Diríase que la razón del parco decir actual es diferente. No es que el descenso se sienta de modo indiscutible y que esté alcanzando niveles entrópicos en los que las posibilidades de recuperación se anulan; es, acaso, que la crisis resulta sobremanera profunda. Que el tránsito en que se halla la civilización que nos acoge es notorio, inequívoco y grave, nadie parece dudarlo. El vértigo nubla el alma y Occidente no se expresa. La historia anda a impulsos de aceleración marcada y la vivífica sangre encuentra obstáculos serios para regar la mente y animar el espíritu. Se agolpa en el vientre tecnológico y materialista, con lo que Occidente, débil su cerebro, desvaría. Al exterior presenta la civilización síntomas de ebriedad. Dice, se expresa, se manifiesta, pero no es lo que era -sin ir más lejos- hace 100 años o algo más. Ignorando lo apolíneo, lo espiritual de las civilizaciones, adora a su particular Dionisos en cuanto rector de las fuerzas de la naturaleza, y por efecto de la elección está en el frenesí orgiástico que lleva a la caída. El capitalismo es el vino que la enajena.

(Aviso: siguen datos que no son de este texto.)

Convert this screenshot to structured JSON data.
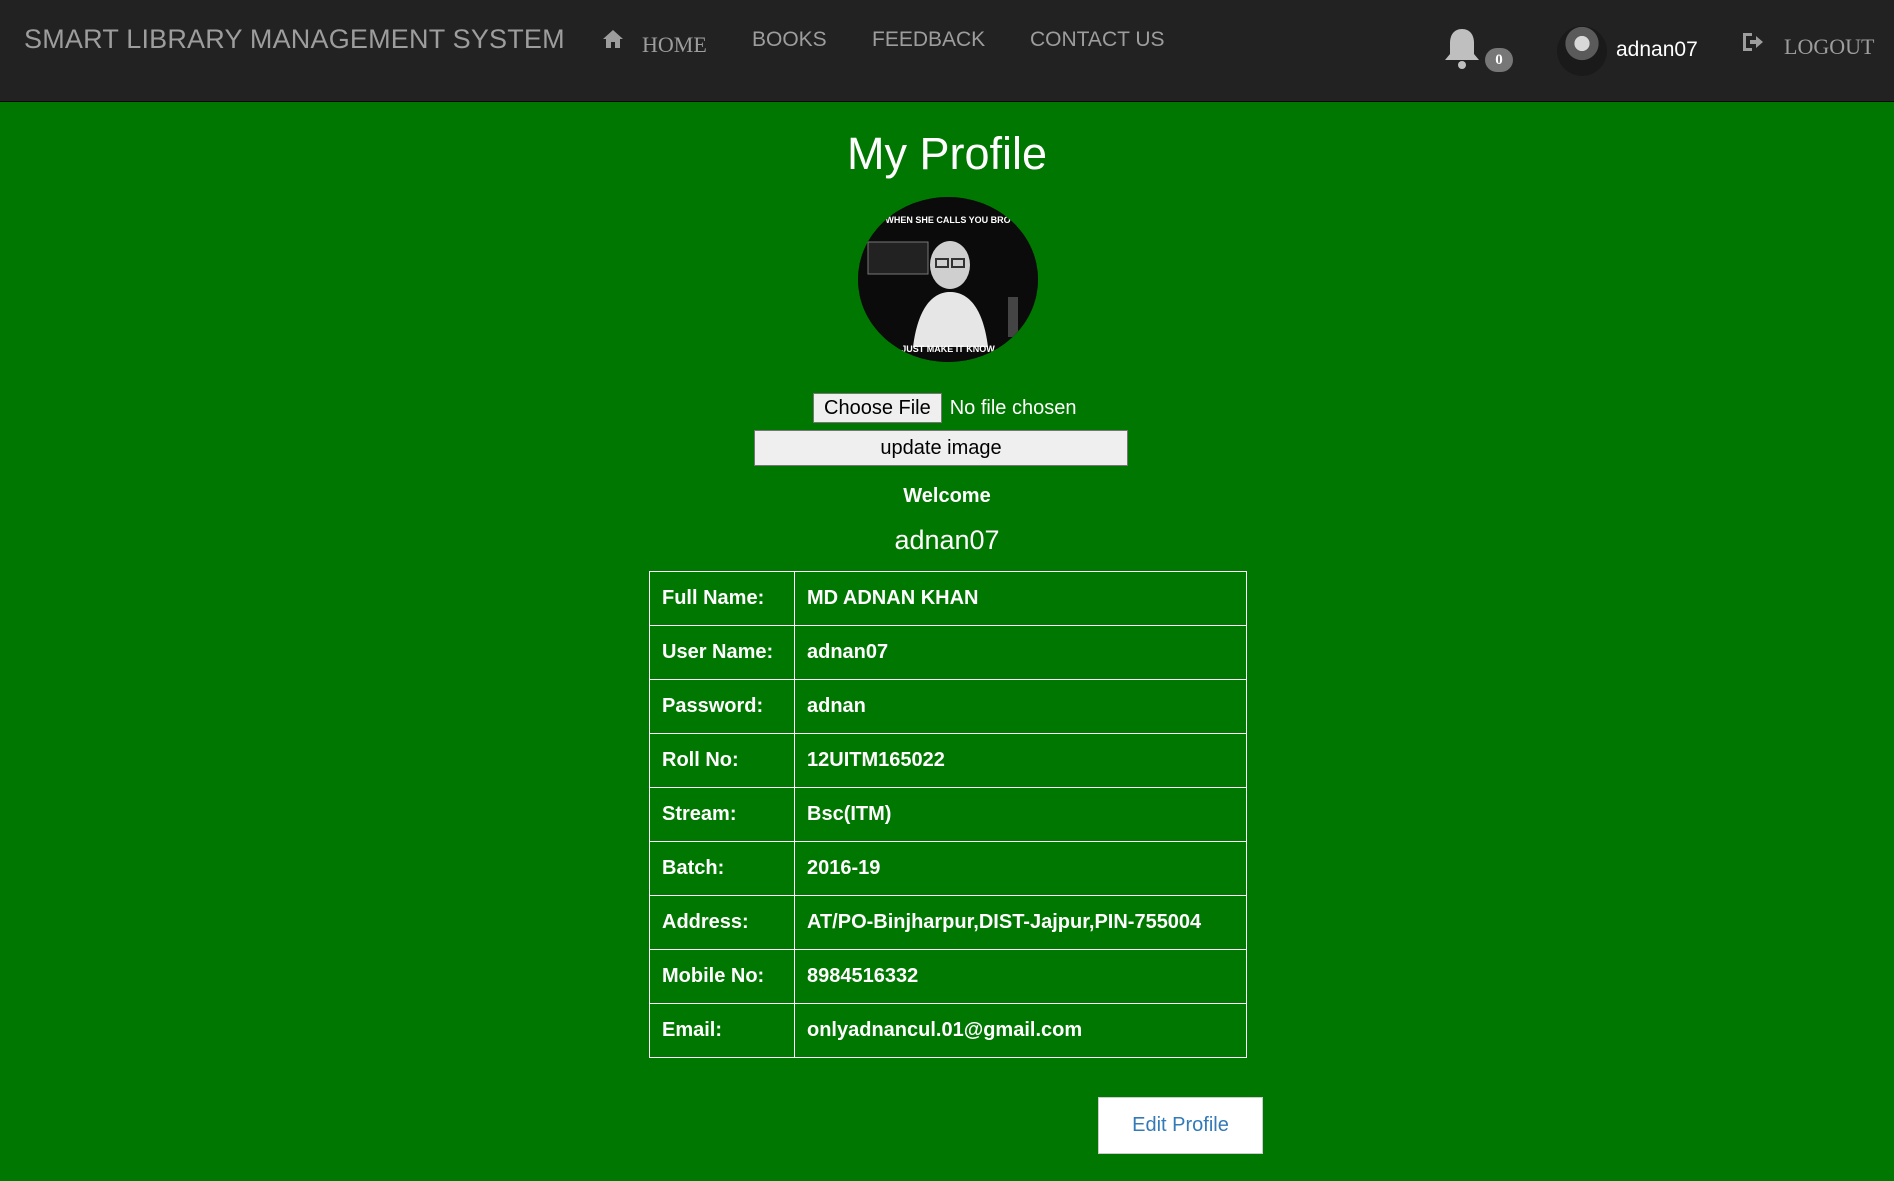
{
  "navbar": {
    "brand": "SMART LIBRARY MANAGEMENT SYSTEM",
    "items": [
      {
        "label": "HOME",
        "icon": "home-icon"
      },
      {
        "label": "BOOKS"
      },
      {
        "label": "FEEDBACK"
      },
      {
        "label": "CONTACT US"
      }
    ],
    "notifications": {
      "icon": "bell-icon",
      "count": "0"
    },
    "user": {
      "name": "adnan07",
      "avatar": "avatar"
    },
    "logout": {
      "label": "LOGOUT",
      "icon": "logout-icon"
    }
  },
  "main": {
    "title": "My Profile",
    "profile_image_text": {
      "top": "WHEN SHE CALLS YOU BRO",
      "bottom": "JUST MAKE IT KNOW"
    },
    "file_input": {
      "button_label": "Choose File",
      "status": "No file chosen"
    },
    "update_button": "update image",
    "welcome": "Welcome",
    "username": "adnan07",
    "details": [
      {
        "label": "Full Name:",
        "value": "MD ADNAN KHAN"
      },
      {
        "label": "User Name:",
        "value": "adnan07"
      },
      {
        "label": "Password:",
        "value": "adnan"
      },
      {
        "label": "Roll No:",
        "value": "12UITM165022"
      },
      {
        "label": "Stream:",
        "value": "Bsc(ITM)"
      },
      {
        "label": "Batch:",
        "value": "2016-19"
      },
      {
        "label": "Address:",
        "value": "AT/PO-Binjharpur,DIST-Jajpur,PIN-755004"
      },
      {
        "label": "Mobile No:",
        "value": "8984516332"
      },
      {
        "label": "Email:",
        "value": "onlyadnancul.01@gmail.com"
      }
    ],
    "edit_button": "Edit Profile"
  },
  "colors": {
    "background": "#007700",
    "navbar": "#222222",
    "nav_text": "#9d9d9d",
    "edit_button_text": "#337ab7"
  }
}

Pasarán los efectos, empero, si se disipan los vapores de ese denso alcohol que alcanza lo profundo. Y hundido es; está en lo hondo, porque el capitalismo, causa entre las decisivas del desorientado hoy de Occidente, es mucho más que un simple sistema económico; es toda una forma de vida. La forma de vida de este instante de la civilización occidental. Occidente volverá a expresarse, tornará a hablar. Dirá de nuevo y pasará con tal decir el silencio. ¿Que cuándo será el despertar? Indudablemente y, por lo pronto, cuando sepa ver con convicción la causa real de su oral torpeza. De percibirla y de existir además la voluntad de extirparla -darse ésta, el convencido querer, puede ocurrir dentro o fuera de lo nuestro; véase qué grave es esto, qué trágica puede ser la solución del dilema-, podrá tenerse por concluso el silencio de Occidente. Porque sin esa traba, aunque Occidente decaiga; aunque descienda; por más que otra civilización pueda llegar a preceder en lo que ahora es dominio indiscutible del circunstancialmente privado de voz; por más que aquella extirpación, en fin, pudiera no provenir de un propio amputar voluntario, sino de imposición exterior y hostil, Occidente -creámoslo- seguirá hablando. Sin trabas de hablar paralizante, perdurará por mucho tiempo aún el decir de Occidente.